Entertainment & Events
Best New True Crime Podcasts So Far in 2020
The true-crime podcast wave is showing no signs of slowing down, and 2020 has already brought us some seriously chilling new shows. If you’re a true crime nut, you’re going to love these new podcasts.
Exploring cold cases is a favored format for true crime podcasts, and Red Ball is a particularly interesting example of this. This four-part series explores the Burger Chef murders, a high-profile case that drew massive media and political attention. The case involved the abduction and subsequent killing of Jayne Friedt, 20, an assistant manager of a fast-food restaurant. After closing one night, Friedt and three other teens were abducted and taken to a remote field, where their bodies were found several days after. The case has remained cold for over four decades.
22 years have passed since the murder of 33-year old Denise Johnson, a night where her body was found inside of a burning house. Investigative journalist Delia D’Ambra revisits her small hometown on the coast of North Carolina to delve into this case, as she reveals new clues and features never-before-heard interviews that potentially shed light on the perpetrator of this heinous crime.

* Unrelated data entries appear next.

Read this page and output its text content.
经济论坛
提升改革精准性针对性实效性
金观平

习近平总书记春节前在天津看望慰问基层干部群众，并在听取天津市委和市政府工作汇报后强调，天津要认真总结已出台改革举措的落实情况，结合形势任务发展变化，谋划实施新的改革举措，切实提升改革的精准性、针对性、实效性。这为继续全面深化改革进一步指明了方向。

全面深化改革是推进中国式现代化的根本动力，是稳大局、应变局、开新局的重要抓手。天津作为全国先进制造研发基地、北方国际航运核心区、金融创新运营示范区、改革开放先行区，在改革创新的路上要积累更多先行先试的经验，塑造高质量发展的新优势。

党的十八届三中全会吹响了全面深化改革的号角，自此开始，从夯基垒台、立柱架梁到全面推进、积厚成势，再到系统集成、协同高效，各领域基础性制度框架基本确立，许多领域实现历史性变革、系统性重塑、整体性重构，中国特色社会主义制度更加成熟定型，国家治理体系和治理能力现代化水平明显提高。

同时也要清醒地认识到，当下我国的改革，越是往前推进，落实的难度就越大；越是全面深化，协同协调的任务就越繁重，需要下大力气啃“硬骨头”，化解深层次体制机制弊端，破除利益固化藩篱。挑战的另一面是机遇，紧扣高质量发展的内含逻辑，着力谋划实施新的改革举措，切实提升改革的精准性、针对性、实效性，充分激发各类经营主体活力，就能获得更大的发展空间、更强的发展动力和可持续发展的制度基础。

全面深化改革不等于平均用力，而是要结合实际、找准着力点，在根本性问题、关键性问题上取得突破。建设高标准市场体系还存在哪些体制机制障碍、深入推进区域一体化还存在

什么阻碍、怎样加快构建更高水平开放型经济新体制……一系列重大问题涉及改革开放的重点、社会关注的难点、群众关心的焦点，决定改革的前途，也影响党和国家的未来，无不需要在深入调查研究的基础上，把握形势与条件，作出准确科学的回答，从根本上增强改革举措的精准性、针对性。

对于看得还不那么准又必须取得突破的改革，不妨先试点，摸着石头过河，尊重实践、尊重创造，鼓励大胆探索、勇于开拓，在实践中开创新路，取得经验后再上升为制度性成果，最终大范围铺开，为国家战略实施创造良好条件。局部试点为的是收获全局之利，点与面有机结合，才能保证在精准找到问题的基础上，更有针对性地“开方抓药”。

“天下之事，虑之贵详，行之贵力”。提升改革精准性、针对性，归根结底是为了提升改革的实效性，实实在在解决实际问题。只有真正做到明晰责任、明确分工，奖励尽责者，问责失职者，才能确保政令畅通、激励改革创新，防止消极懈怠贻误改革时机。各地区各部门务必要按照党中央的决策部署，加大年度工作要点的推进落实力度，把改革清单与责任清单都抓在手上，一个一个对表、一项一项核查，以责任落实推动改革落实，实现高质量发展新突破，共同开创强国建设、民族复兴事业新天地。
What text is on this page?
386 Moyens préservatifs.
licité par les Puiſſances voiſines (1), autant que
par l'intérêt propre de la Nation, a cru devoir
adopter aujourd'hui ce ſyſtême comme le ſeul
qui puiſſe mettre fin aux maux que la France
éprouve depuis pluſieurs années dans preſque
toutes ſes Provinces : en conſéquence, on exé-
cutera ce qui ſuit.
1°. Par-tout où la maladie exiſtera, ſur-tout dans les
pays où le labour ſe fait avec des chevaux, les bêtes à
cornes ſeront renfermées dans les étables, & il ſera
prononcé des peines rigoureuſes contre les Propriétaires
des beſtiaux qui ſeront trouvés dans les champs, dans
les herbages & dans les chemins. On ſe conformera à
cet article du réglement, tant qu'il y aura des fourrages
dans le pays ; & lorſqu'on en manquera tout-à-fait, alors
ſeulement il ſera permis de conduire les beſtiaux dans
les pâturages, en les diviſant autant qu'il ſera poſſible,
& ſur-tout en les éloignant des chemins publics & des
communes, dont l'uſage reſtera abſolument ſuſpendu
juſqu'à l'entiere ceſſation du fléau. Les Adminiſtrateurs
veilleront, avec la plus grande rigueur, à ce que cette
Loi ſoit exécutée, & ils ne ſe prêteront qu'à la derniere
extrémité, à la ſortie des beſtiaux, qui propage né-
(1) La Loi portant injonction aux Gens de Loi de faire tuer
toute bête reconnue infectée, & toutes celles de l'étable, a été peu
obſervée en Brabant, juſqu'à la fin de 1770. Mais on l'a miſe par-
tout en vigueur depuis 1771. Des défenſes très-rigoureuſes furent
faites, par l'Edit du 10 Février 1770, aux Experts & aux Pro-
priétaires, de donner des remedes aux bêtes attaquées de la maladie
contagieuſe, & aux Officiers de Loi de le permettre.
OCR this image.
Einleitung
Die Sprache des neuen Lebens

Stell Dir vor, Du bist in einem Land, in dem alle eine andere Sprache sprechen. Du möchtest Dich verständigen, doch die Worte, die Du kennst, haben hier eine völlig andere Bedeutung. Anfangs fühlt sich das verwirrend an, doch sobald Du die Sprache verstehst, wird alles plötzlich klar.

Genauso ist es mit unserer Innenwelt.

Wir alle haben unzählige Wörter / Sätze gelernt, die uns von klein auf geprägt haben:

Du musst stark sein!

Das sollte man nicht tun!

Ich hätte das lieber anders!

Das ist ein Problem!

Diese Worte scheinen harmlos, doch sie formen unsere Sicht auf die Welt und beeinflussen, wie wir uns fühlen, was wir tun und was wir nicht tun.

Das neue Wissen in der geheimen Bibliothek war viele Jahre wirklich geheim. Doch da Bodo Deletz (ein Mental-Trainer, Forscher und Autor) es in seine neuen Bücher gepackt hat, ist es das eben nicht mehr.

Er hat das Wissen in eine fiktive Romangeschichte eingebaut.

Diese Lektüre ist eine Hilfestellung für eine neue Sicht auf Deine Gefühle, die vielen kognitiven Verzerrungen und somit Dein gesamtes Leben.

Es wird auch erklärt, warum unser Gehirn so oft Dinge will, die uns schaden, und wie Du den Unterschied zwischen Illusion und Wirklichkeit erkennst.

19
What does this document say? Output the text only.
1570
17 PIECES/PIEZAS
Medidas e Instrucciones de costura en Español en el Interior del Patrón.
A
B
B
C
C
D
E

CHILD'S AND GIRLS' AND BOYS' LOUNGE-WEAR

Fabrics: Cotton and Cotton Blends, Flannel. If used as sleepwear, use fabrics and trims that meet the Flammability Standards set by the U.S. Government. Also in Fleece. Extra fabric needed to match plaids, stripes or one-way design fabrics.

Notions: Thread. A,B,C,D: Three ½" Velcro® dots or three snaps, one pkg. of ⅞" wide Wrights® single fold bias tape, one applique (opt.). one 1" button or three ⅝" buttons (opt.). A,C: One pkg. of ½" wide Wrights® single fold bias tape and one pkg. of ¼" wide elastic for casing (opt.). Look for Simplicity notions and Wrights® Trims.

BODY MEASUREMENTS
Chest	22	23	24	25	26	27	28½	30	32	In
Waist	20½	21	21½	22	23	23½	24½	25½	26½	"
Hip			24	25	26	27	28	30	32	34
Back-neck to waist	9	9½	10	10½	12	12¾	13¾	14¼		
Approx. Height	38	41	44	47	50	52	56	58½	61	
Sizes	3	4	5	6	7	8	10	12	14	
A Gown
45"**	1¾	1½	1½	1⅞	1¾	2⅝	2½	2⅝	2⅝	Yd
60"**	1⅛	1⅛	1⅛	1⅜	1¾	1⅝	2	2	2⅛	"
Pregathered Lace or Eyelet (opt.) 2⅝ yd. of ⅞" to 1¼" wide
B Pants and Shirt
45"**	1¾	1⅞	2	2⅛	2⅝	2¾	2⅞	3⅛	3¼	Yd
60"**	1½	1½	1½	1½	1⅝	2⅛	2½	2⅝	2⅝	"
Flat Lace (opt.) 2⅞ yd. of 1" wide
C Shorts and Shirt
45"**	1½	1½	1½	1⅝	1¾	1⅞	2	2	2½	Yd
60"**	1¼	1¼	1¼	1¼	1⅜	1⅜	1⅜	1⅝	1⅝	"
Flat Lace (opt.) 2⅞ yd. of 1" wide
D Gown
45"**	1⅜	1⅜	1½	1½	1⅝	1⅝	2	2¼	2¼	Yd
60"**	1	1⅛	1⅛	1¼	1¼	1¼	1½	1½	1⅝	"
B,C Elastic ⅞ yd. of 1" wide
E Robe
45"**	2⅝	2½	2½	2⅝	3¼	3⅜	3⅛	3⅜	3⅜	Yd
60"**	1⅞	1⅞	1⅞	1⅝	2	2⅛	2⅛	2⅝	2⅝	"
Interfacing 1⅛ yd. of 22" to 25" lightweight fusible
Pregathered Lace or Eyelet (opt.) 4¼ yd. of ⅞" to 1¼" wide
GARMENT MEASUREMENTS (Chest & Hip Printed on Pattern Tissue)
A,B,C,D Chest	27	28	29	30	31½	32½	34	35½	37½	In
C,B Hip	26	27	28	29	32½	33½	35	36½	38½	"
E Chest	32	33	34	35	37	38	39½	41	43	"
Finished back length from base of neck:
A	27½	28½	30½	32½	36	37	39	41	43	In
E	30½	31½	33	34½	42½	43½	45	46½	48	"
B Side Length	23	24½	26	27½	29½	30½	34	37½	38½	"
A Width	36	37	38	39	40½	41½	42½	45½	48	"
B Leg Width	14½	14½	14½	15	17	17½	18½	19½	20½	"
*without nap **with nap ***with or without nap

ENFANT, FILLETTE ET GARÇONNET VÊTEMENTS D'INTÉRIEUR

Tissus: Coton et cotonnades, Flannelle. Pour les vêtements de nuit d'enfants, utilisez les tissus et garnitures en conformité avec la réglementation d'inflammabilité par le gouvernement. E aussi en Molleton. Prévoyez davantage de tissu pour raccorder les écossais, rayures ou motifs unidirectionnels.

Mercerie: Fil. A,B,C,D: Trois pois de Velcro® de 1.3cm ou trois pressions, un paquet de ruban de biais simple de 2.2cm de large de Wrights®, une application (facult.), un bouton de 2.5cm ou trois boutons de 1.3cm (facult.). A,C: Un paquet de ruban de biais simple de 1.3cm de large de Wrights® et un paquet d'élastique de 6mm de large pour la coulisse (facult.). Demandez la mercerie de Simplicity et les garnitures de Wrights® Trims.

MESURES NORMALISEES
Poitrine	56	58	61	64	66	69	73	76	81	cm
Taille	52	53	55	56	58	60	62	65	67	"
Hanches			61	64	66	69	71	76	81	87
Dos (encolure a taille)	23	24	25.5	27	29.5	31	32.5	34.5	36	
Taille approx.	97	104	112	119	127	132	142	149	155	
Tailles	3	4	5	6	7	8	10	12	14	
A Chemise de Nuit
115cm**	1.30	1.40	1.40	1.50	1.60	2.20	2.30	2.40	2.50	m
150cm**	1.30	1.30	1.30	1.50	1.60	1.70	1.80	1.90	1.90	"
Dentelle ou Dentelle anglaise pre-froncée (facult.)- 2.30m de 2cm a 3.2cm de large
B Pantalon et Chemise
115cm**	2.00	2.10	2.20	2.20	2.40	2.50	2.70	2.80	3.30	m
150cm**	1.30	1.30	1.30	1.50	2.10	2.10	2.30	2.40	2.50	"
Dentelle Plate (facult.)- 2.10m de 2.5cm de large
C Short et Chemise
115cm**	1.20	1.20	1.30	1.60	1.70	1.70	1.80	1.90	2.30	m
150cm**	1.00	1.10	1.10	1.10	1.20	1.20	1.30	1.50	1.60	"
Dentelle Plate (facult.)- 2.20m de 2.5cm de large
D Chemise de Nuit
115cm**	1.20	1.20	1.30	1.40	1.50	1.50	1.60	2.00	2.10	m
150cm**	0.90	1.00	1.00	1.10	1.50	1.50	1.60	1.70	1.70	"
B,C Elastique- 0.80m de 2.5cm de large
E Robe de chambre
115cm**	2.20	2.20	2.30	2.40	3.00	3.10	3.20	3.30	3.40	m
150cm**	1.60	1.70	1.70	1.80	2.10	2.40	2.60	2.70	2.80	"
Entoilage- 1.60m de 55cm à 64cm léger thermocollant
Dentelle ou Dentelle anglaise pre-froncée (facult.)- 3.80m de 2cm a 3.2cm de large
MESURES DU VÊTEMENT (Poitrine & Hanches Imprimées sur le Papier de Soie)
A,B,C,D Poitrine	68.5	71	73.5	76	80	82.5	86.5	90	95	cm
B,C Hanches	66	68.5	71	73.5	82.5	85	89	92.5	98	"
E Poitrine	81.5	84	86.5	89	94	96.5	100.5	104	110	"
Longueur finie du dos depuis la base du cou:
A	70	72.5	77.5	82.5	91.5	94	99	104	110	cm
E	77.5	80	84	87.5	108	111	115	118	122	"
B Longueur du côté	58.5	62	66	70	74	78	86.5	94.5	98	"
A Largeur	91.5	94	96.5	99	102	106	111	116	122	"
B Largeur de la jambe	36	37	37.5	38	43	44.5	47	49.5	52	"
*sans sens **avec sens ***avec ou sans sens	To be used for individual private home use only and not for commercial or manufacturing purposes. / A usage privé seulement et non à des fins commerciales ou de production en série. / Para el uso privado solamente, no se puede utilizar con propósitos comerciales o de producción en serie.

Back in 2002, an unidentified sniper terrorized the people of County, Maryland, as they gunned down 10 residents and critically injured three more. 20 years later, host Tony Harris launches into a reinvestigation of this horrific crime, as he dives into the findings from investigators and journalist of the past. The series poses the shocking question of whether the person who was convicted of these crimes deserves a second chance.
Imagine the shock of finding out that your parents were heavily involved in the drug trade during your childhood? This is exactly the case for host Rainbow Valentine, who explores her history, as she finds out these extent to which she was unwittingly a part of a massive illegal marijuana-distribution ring during the ’70s and ’80s. This series is a refreshing take on the true-crime genre, skipping out on the murder but exploring an equally fascinating facet of the shadowy world of delinquency.
What happens when the authorities don’t believe you have been the victim of an unspeakable crime? In January 2018, Jen Sainato told Louisville police she had been raped. Instead of mobilizing to arrest the suspect, the officer on scene did not believe Sainato’s testimony. Subsequent findings of DNA found in her rape kit did not sway detectives, then a prosecutor rejected the case before an arrest was ever considered. Dig explores how rape cases are investigated in the city of Louisville, and how the supposed protections in place for victims aren’t as robust as they seem.